Weather Slows 2 Western Wildfires; New Blazes Start
Firefighters gained ground on two major wildfires in central Washington on Thursday, but lightning storms sweeping over the Pacific Northwest sparked more than 150 new blazes, officials said.
“It looks like we’re in for a long siege,” said Sam Logan of the National Interagency Fire Center.
Most of the new fires in Washington, Idaho and British Columbia were small, but one, the Swamp Creek blaze in eastern Oregon, had grown to at least 34,000 acres in just two days.
Nearly 20,000 men and women, including 3,570 Army, Marine and National Guard personnel, were fighting 26 major blazes and hundreds of small fires in Oregon, Washington, Idaho, Montana, California, Utah and Nevada.
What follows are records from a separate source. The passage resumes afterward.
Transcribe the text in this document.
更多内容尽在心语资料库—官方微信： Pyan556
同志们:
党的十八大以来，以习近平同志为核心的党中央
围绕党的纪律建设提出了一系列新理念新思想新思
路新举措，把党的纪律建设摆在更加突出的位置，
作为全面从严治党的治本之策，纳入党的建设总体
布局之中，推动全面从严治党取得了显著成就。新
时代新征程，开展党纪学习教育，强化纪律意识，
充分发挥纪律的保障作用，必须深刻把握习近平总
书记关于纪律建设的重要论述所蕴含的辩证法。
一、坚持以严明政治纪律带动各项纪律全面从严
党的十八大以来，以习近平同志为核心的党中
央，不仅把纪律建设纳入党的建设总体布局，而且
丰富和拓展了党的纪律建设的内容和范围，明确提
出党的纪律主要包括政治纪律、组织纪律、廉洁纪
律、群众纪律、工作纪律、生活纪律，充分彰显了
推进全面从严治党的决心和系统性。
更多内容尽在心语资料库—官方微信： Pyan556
Fires covering more than 233,000 acres continue to burn out of control, including more than 159,000 acres in Washington alone, where Interior Secretary Bruce Babbitt joined Native Americans fighting a fire on the Yakama reservation.
Cooler weather and higher humidity in Washington’s Cascade Range helped those battling the Tyee Creek fire and the Hatchery Creek Complex fire.
The 105,960-acre Tyee Creek fire had threatened the resort town of Chelan and Lake Chelan’s south shore before beginning to move in a more westerly direction. Its western edge crept to within 11 miles of Leavenworth, which was already under siege by the 26,755-acre Hatchery Creek Complex fire, but was not expected to threaten the town. Fire lines now surround 68% of the Tyee Creek fire and 25% of the Hatchery Creek Complex fire, said Rinee Merritt of the Multi-agency Coordinating Center.
The fires have driven hundreds from their homes, forced the closure of major state highways and destroyed at least 37 houses and more than 75 other structures.